On Thu, Aug 08, 2019 at 03:38:20PM -0700, Jeff Davis wrote: > Libpq doesn't have a way to control which password protocols are used. > For example, the client might expect the server to be using SCRAM, but > it actually ends up using plain password authentication instead.
Thanks for working on this!
> I'm not 100% happy with the name "password_protocol", but other names I > could think of seemed likely to cause confusion.
What about auth_protocol then? It seems to me that it could be useful to have the restriction on AUTH_REQ_MD5 as well.
> Sets the least-secure password protocol allowable when using password > authentication.
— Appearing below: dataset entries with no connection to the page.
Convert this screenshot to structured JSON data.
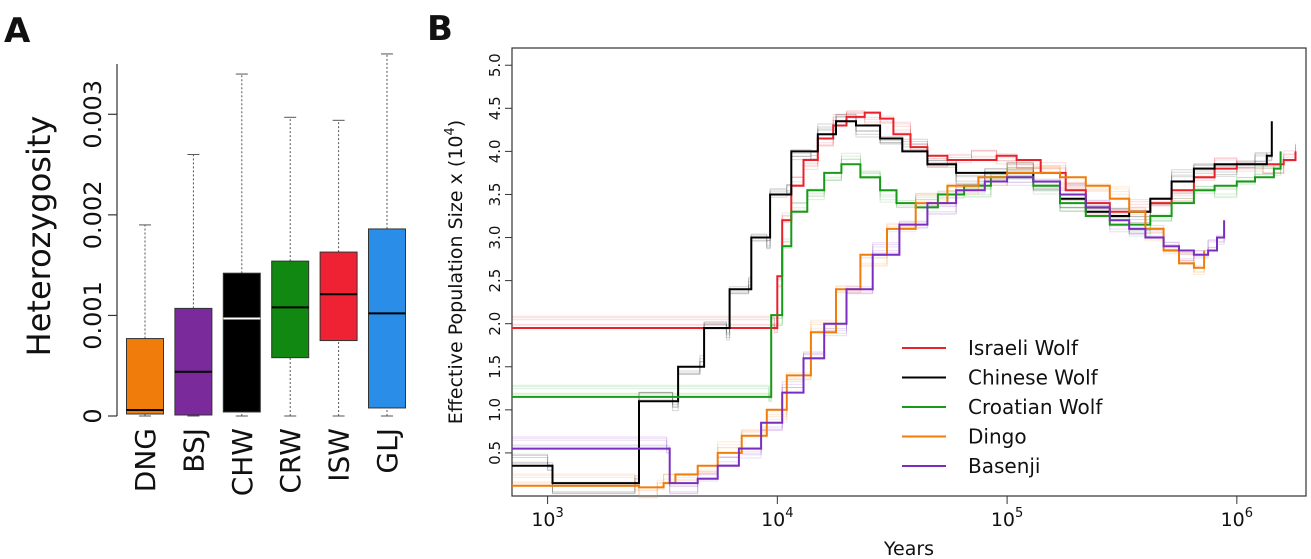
{
  "panels": {
    "a": "A",
    "b": "B"
  },
  "chart_data": [
    {
      "type": "boxplot",
      "panel": "A",
      "xlabel": "",
      "ylabel": "Heterozygosity",
      "ylim": [
        0,
        0.0035
      ],
      "yticks": [
        {
          "value": 0,
          "label": "0"
        },
        {
          "value": 0.001,
          "label": "0.001"
        },
        {
          "value": 0.002,
          "label": "0.002"
        },
        {
          "value": 0.003,
          "label": "0.003"
        }
      ],
      "boxes": [
        {
          "name": "DNG",
          "color": "#f07d0b",
          "median_color": "#000000",
          "min": 0.0,
          "q1": 2e-05,
          "median": 6e-05,
          "q3": 0.00077,
          "max": 0.0019
        },
        {
          "name": "BSJ",
          "color": "#7a2a9a",
          "median_color": "#000000",
          "min": 0.0,
          "q1": 1e-05,
          "median": 0.00044,
          "q3": 0.00107,
          "max": 0.0026
        },
        {
          "name": "CHW",
          "color": "#000000",
          "median_color": "#ffffff",
          "min": 0.0,
          "q1": 4e-05,
          "median": 0.00097,
          "q3": 0.00142,
          "max": 0.0034
        },
        {
          "name": "CRW",
          "color": "#118811",
          "median_color": "#000000",
          "min": 0.0,
          "q1": 0.00058,
          "median": 0.00108,
          "q3": 0.00154,
          "max": 0.00297
        },
        {
          "name": "ISW",
          "color": "#ee2233",
          "median_color": "#000000",
          "min": 0.0,
          "q1": 0.00075,
          "median": 0.00121,
          "q3": 0.00163,
          "max": 0.00294
        },
        {
          "name": "GLJ",
          "color": "#2a8de8",
          "median_color": "#000000",
          "min": 0.0,
          "q1": 8e-05,
          "median": 0.00102,
          "q3": 0.00186,
          "max": 0.0036
        }
      ]
    },
    {
      "type": "line",
      "panel": "B",
      "step": true,
      "xscale": "log",
      "xlabel": "Years",
      "ylabel_main": "Effective Population Size x (10",
      "ylabel_exp": "4",
      "ylabel_end": ")",
      "xlim": [
        700,
        2000000
      ],
      "ylim": [
        0,
        5.2
      ],
      "xticks": [
        {
          "value": 1000,
          "base": "10",
          "exp": "3"
        },
        {
          "value": 10000,
          "base": "10",
          "exp": "4"
        },
        {
          "value": 100000,
          "base": "10",
          "exp": "5"
        },
        {
          "value": 1000000,
          "base": "10",
          "exp": "6"
        }
      ],
      "yticks": [
        {
          "value": 0.5,
          "label": "0.5"
        },
        {
          "value": 1.0,
          "label": "1.0"
        },
        {
          "value": 1.5,
          "label": "1.5"
        },
        {
          "value": 2.0,
          "label": "2.0"
        },
        {
          "value": 2.5,
          "label": "2.5"
        },
        {
          "value": 3.0,
          "label": "3.0"
        },
        {
          "value": 3.5,
          "label": "3.5"
        },
        {
          "value": 4.0,
          "label": "4.0"
        },
        {
          "value": 4.5,
          "label": "4.5"
        },
        {
          "value": 5.0,
          "label": "5.0"
        }
      ],
      "legend_position": "bottom-right",
      "series": [
        {
          "name": "Israeli Wolf",
          "color": "#e8222a",
          "points": [
            [
              700,
              1.95
            ],
            [
              9700,
              1.95
            ],
            [
              10000,
              2.55
            ],
            [
              10500,
              3.2
            ],
            [
              11500,
              3.6
            ],
            [
              13000,
              3.9
            ],
            [
              15000,
              4.15
            ],
            [
              17500,
              4.3
            ],
            [
              20000,
              4.4
            ],
            [
              24000,
              4.45
            ],
            [
              28000,
              4.38
            ],
            [
              32000,
              4.2
            ],
            [
              38000,
              4.05
            ],
            [
              45000,
              3.95
            ],
            [
              55000,
              3.9
            ],
            [
              70000,
              3.9
            ],
            [
              90000,
              3.95
            ],
            [
              110000,
              3.9
            ],
            [
              140000,
              3.75
            ],
            [
              180000,
              3.55
            ],
            [
              220000,
              3.4
            ],
            [
              280000,
              3.3
            ],
            [
              340000,
              3.3
            ],
            [
              420000,
              3.4
            ],
            [
              520000,
              3.55
            ],
            [
              650000,
              3.7
            ],
            [
              800000,
              3.8
            ],
            [
              1000000,
              3.85
            ],
            [
              1300000,
              3.85
            ],
            [
              1600000,
              3.9
            ],
            [
              1800000,
              4.0
            ]
          ]
        },
        {
          "name": "Chinese Wolf",
          "color": "#000000",
          "points": [
            [
              700,
              0.35
            ],
            [
              1000,
              0.35
            ],
            [
              1050,
              0.15
            ],
            [
              2400,
              0.15
            ],
            [
              2500,
              1.1
            ],
            [
              3500,
              1.1
            ],
            [
              3700,
              1.5
            ],
            [
              4600,
              1.5
            ],
            [
              4800,
              1.95
            ],
            [
              6000,
              1.95
            ],
            [
              6200,
              2.4
            ],
            [
              7500,
              2.4
            ],
            [
              7700,
              3.0
            ],
            [
              9000,
              3.0
            ],
            [
              9300,
              3.5
            ],
            [
              11000,
              3.5
            ],
            [
              11500,
              4.0
            ],
            [
              14000,
              4.0
            ],
            [
              15000,
              4.2
            ],
            [
              18000,
              4.35
            ],
            [
              22000,
              4.3
            ],
            [
              28000,
              4.15
            ],
            [
              35000,
              4.0
            ],
            [
              45000,
              3.85
            ],
            [
              60000,
              3.75
            ],
            [
              80000,
              3.75
            ],
            [
              100000,
              3.75
            ],
            [
              130000,
              3.65
            ],
            [
              170000,
              3.45
            ],
            [
              220000,
              3.3
            ],
            [
              280000,
              3.25
            ],
            [
              340000,
              3.3
            ],
            [
              420000,
              3.45
            ],
            [
              520000,
              3.65
            ],
            [
              650000,
              3.8
            ],
            [
              800000,
              3.85
            ],
            [
              1000000,
              3.85
            ],
            [
              1200000,
              3.85
            ],
            [
              1350000,
              3.95
            ],
            [
              1420000,
              4.35
            ]
          ]
        },
        {
          "name": "Croatian Wolf",
          "color": "#179a17",
          "points": [
            [
              700,
              1.15
            ],
            [
              9200,
              1.15
            ],
            [
              9400,
              2.1
            ],
            [
              10500,
              2.9
            ],
            [
              11500,
              3.3
            ],
            [
              13500,
              3.55
            ],
            [
              16000,
              3.75
            ],
            [
              19000,
              3.85
            ],
            [
              23000,
              3.7
            ],
            [
              28000,
              3.55
            ],
            [
              33000,
              3.4
            ],
            [
              40000,
              3.35
            ],
            [
              50000,
              3.5
            ],
            [
              65000,
              3.6
            ],
            [
              85000,
              3.7
            ],
            [
              100000,
              3.7
            ],
            [
              130000,
              3.6
            ],
            [
              170000,
              3.4
            ],
            [
              220000,
              3.25
            ],
            [
              280000,
              3.15
            ],
            [
              340000,
              3.15
            ],
            [
              420000,
              3.25
            ],
            [
              520000,
              3.4
            ],
            [
              650000,
              3.55
            ],
            [
              800000,
              3.6
            ],
            [
              1000000,
              3.65
            ],
            [
              1200000,
              3.7
            ],
            [
              1450000,
              3.8
            ],
            [
              1550000,
              4.0
            ]
          ]
        },
        {
          "name": "Dingo",
          "color": "#f07d0b",
          "points": [
            [
              700,
              0.12
            ],
            [
              2400,
              0.12
            ],
            [
              2500,
              0.1
            ],
            [
              3000,
              0.1
            ],
            [
              3200,
              0.15
            ],
            [
              3600,
              0.25
            ],
            [
              4500,
              0.35
            ],
            [
              5500,
              0.5
            ],
            [
              7000,
              0.7
            ],
            [
              9000,
              1.0
            ],
            [
              11000,
              1.4
            ],
            [
              14000,
              1.9
            ],
            [
              18000,
              2.4
            ],
            [
              23000,
              2.8
            ],
            [
              30000,
              3.1
            ],
            [
              40000,
              3.4
            ],
            [
              55000,
              3.6
            ],
            [
              75000,
              3.7
            ],
            [
              100000,
              3.75
            ],
            [
              130000,
              3.75
            ],
            [
              170000,
              3.7
            ],
            [
              220000,
              3.6
            ],
            [
              280000,
              3.45
            ],
            [
              340000,
              3.3
            ],
            [
              400000,
              3.1
            ],
            [
              480000,
              2.85
            ],
            [
              560000,
              2.7
            ],
            [
              650000,
              2.65
            ],
            [
              720000,
              2.85
            ]
          ]
        },
        {
          "name": "Basenji",
          "color": "#7a2ec0",
          "points": [
            [
              700,
              0.55
            ],
            [
              3300,
              0.55
            ],
            [
              3400,
              0.15
            ],
            [
              4500,
              0.2
            ],
            [
              5500,
              0.35
            ],
            [
              6800,
              0.55
            ],
            [
              8500,
              0.85
            ],
            [
              10500,
              1.2
            ],
            [
              13000,
              1.6
            ],
            [
              16000,
              2.0
            ],
            [
              20000,
              2.4
            ],
            [
              26000,
              2.8
            ],
            [
              34000,
              3.15
            ],
            [
              45000,
              3.4
            ],
            [
              60000,
              3.55
            ],
            [
              80000,
              3.65
            ],
            [
              100000,
              3.7
            ],
            [
              130000,
              3.65
            ],
            [
              170000,
              3.5
            ],
            [
              220000,
              3.35
            ],
            [
              280000,
              3.2
            ],
            [
              340000,
              3.1
            ],
            [
              400000,
              3.0
            ],
            [
              480000,
              2.9
            ],
            [
              560000,
              2.85
            ],
            [
              650000,
              2.8
            ],
            [
              750000,
              2.85
            ],
            [
              820000,
              3.0
            ],
            [
              880000,
              3.2
            ]
          ]
        }
      ]
    }
  ]
}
Options are: "plaintext", "md5", "scram-sha-256", or > "scram-sha-256-plus".
This makes it sound like there is a linear hierarchy among all those protocols, which is true in this case, but if the list of supported protocols is extended in the future it may be not.
Before we go too far along with this, lets look at how other established protocols do things and the flaws that've been discovered in their approaches. If this isn't done with extreme care then there's a large risk of negating the benefits offered by adopting recent things like SCRAM. Frankly I kind of wish we could just use SASL, but there are many (many) reasons no to.
Off the top of my head I can think of these risks:
* Protocols that allow naïve pre-auth client/server auth negotiation (e.g. by finding the overlap in exchanged supported auth-mode lists) are subject to MiTM downgrade attacks where the attacker filters out protocols it cannot intercept and break from the proposed alternatives.
* Protocols that specify a hierarchy tend to be inflexible and result in hard to predict auth mode selections as the options grow. If my app wants GSSAPI or SuperStrongAuth but doesn't accept SSPI, and the hierarchy is GSSAPI > SSPI > SuperStrongAuth, it has to fall back to a disconnect and retry model like now.
* Protocols that announce supported auth methods before any kind of trust is established make life easier for vulnerability scanners and worms
and I'm sure there are more when it comes to auth handshakes.